Handle negation and create unigram features (applying a minimum frequency of 10)

In [None]:
from nltk.sentiment.util import *

sent_analyzer = nltk.sentiment.SentimentAnalyzer()

negation_words = sent_analyzer.all_words([mark_negation(doc) for doc in tokens])
unigram_features = sent_analyzer.unigram_word_feats(negation_words, min_freq=10)

Create the Feature Set and split it for training and testing the classifier

In [None]:
x = int(len(training_data)*0.2)

sent_analyzer.add_feat_extractor(extract_unigram_feats, unigrams=unigram_features)

feature_sets = sent_analyzer.apply_features(tokens)
train_set, test_set = feature_sets[x:], feature_sets[:x]

Finally, train the Naive Bayes classifier and print all the evaluation metrics

In [None]:
classifier = sent_analyzer.train(nltk.classify.NaiveBayesClassifier.train, train_set)
for key,value in sorted(sent_analyzer.evaluate(test_set).items()):
    print('{0}: {1}'.format(key, value))
    
classifier.show_most_informative_features(20)

### Step Four: verify the classifier

Execute the classifier on top of our `testing_feature_set`

In [None]:
confidence = [classifier.prob_classify(f) for f in testing_feature_set]
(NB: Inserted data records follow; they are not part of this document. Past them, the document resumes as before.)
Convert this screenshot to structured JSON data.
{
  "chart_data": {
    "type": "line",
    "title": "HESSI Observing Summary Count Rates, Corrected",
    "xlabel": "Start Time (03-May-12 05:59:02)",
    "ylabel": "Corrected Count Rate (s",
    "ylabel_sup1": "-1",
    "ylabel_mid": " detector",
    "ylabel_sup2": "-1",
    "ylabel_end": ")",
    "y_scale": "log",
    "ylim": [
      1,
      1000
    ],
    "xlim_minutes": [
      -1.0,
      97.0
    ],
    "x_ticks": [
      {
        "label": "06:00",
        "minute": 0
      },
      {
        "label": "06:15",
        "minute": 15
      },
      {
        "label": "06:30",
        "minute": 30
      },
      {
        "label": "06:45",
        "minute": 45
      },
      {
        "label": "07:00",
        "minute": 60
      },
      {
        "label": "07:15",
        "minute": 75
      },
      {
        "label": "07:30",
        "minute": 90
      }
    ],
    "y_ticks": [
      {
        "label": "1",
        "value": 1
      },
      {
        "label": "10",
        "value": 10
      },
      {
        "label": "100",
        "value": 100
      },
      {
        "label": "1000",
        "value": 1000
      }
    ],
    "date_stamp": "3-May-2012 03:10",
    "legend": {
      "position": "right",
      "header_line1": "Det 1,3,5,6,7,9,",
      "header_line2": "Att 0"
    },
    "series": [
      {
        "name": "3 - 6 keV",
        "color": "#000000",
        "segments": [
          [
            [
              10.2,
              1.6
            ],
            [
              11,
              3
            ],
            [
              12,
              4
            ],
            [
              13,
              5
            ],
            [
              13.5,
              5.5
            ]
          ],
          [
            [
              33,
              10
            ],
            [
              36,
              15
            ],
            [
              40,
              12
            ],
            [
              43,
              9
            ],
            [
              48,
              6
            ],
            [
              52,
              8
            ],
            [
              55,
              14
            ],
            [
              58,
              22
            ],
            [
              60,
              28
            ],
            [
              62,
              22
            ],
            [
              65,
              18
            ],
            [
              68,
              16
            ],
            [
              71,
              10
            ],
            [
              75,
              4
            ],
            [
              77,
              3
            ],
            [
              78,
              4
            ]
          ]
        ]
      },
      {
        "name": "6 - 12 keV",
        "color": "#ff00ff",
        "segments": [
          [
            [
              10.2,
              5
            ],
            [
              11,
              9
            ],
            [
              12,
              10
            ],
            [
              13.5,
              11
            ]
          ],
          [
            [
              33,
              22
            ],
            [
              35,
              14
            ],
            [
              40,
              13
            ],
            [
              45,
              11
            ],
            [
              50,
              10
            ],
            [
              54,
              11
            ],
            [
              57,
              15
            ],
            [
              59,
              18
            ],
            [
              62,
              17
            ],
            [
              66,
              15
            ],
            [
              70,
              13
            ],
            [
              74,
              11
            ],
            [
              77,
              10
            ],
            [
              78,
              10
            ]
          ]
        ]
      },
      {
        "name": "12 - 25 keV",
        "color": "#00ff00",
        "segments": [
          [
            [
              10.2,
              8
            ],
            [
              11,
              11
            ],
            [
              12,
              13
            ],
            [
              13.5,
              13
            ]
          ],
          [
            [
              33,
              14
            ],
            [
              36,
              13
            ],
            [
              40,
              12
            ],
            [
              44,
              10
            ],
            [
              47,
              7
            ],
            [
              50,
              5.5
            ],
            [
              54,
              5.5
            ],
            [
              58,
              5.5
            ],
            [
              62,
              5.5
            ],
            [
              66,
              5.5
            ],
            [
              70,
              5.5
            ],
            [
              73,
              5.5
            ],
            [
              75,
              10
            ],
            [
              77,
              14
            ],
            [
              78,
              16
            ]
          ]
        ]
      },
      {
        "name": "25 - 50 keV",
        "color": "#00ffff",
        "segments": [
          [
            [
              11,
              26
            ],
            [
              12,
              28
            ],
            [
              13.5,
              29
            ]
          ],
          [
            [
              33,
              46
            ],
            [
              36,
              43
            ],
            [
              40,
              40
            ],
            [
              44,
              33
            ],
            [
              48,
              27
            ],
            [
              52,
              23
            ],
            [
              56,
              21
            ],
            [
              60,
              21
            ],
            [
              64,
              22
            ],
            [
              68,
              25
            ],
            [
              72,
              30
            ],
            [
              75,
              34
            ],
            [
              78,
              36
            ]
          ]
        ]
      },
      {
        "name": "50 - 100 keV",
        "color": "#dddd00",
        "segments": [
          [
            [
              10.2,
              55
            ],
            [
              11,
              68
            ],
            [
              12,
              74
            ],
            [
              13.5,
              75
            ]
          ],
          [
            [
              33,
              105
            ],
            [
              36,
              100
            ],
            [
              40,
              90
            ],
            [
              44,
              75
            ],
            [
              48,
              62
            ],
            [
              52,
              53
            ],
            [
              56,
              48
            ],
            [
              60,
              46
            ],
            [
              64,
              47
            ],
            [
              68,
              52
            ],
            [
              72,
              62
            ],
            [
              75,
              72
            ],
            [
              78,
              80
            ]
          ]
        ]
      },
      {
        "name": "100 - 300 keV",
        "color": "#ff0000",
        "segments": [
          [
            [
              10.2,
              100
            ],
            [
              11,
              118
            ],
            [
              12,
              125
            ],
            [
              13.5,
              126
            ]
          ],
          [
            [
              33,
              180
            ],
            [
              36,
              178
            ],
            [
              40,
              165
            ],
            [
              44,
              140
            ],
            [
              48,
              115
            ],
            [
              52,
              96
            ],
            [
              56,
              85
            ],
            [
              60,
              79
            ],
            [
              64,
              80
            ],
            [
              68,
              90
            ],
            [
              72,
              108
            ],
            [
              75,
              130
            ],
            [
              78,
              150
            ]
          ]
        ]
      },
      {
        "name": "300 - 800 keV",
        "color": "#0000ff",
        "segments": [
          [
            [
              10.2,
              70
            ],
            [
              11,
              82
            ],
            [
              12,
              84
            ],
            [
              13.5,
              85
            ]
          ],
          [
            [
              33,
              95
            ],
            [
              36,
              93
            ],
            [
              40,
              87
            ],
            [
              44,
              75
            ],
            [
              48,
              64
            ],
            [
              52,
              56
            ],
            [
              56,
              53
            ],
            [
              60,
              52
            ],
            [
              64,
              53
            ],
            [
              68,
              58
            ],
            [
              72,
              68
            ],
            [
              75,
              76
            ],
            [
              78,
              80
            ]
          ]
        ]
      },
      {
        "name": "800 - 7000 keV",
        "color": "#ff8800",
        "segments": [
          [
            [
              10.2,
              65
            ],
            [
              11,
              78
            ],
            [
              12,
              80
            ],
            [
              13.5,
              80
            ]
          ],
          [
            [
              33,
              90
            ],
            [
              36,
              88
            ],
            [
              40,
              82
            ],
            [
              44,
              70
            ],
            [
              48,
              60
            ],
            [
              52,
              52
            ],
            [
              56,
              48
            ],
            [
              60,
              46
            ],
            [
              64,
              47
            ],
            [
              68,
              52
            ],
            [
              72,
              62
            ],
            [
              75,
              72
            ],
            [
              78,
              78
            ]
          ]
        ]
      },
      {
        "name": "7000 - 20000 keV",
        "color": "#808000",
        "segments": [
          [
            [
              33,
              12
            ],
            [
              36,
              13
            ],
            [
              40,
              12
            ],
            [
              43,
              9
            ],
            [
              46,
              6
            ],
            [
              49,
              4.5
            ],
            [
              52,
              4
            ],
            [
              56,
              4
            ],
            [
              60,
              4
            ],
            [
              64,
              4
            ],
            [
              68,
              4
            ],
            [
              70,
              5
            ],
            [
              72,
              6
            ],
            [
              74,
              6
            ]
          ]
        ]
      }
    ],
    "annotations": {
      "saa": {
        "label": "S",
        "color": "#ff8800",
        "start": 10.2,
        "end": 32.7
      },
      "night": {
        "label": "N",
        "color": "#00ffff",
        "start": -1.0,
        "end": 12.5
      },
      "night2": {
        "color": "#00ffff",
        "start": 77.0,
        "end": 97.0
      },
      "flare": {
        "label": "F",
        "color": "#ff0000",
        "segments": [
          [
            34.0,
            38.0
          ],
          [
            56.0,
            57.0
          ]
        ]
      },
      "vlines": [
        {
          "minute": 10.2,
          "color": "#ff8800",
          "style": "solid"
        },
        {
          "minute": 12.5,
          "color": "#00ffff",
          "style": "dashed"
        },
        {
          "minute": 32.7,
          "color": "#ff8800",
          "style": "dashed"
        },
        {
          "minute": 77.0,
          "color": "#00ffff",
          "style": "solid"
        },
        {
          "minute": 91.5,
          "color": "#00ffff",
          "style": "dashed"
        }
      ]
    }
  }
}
Print the first 10 results

In [None]:
for i in range(10):
    print(confidence[i].max(),
          confidence[i].prob(confidence[i].max()),
          '\n' + testing_data[i] + '\n')

### Final Note
In the first part of this notebook we saw how to create a classifier, how to normalize our data, how to extract the features and divide the feature set for training and testing.
<br>
The second part focuses more on sentiment analysis, trying to classify the attitude (Positive or Negative) of the tweets we had. In order to do so, it was mandatory to train the model using structured data. Luckily nltk offered that...
After training the classifier, and extracting our `testing_feature_set`, we could finally run the classification. Although those tweets weren't specifically for sentiment analysis, it was interesting to work on this second task, showing the power of these features.